Among a series of his provocative moves, Abe’s visits to the Yasukuni Shrine have been greeted with the most criticism. Yet he appears unfazed by the criticism and is looking for ways to justify his visits to the controversial shrine, where Japan’s war dead are enshrined, including 14 Class-A war criminals.

In a recent interview with Foreign Affairs magazine, Abe likened Yasukuni to the Arlington National Cemetery. It is not the first time he has made such blatant remarks. As early as September 2006, when he was still the chief cabinet secretary, Abe said going to the shrine was no different than visits to the Arlington cemetery.

But his analogy is mistaken, because “the two memorials share neither the same history nor spirit,” according to American scholar Mindy Kotler, director of nonprofit think tank Asia Policy Point. In an opinion article published by the National Interest magazine on January 16, Kotler wrote, “Although both were the result of civil wars, Yasukuni now focuses on the idealization of the Pacific Theater of World War II, while Arlington records the continuing sorrow of a nation.”

One of the biggest differences between Yasukuni and Arlington is the narratives embodied by the two memorials. At Yasukuni, wartime deeds are glorified. “The narrative boasts of how Japan liberated Asia from the Western colonialists after the United States ‘tricked’ Japan into the war.”

 

Invoking Arlington doesn’t lend credence to their rationale for visits to Yasukuni.

 

By contrast, “Arlington does not dwell on the glory of any war or push one interpretation, providing instead a neutral ground upon which people can mourn and reflect,” wrote Kotler.
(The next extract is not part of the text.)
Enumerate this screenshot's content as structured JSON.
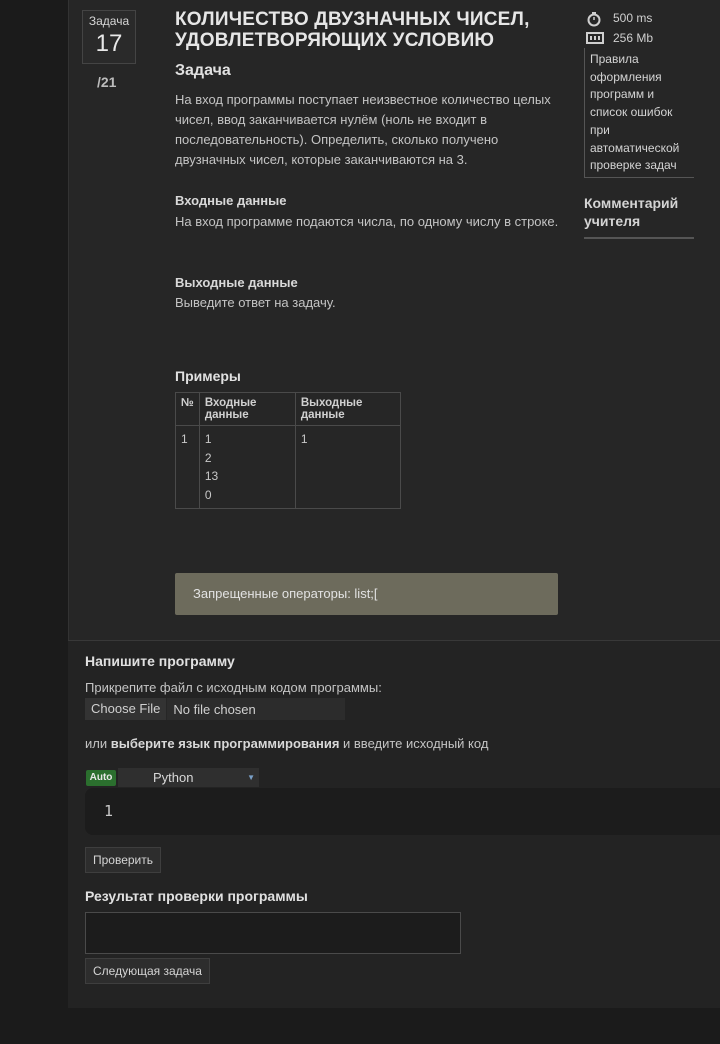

There is probably no place on earth that whitewashes war crimes and atrocities more systemically on a national level than Yasukuni. By repeatedly visiting the shrine, Abe is showing the world that he is insensitive, or indeed, indifferent, to the suffering of Imperial Japan’s victims.

According to Kotler, “The story Yasukuni wants to tell is that an industrially sophisticated Japan liberated a backward Asia and that their fellow Asians should be grateful,” which is exactly the opposite of what happened.

In its quest for a “Greater East Asian Co-Prosperity Sphere,” countless Asians and Westerners, instead of being “liberated,” were displaced, enslaved and murdered. By going to the shrine that apotheosizes the mass murderers responsible for those hideous war crimes, Abe is insulting the honor and memories of the survivors of Japanese wartime brutality.

As such, his justifications for visits to the shrine are morally inconsistent, and merit the harshest opprobrium.

Abe, together with his right-wing colleagues, may reckon that visiting Yasukuni will bolster their political capital and portray them as autonomous politicians, immune to outside pressure. But their defiance has only earned them global censure and domestic opposition.

Abe and Japanese rightist politicians need to change tack. Invoking Arlington doesn’t lend credence to their rationale for visits to Yasukuni, because what is commemorated at Arlington and what is glorified at Yasukuni can never be mentioned in the same breath.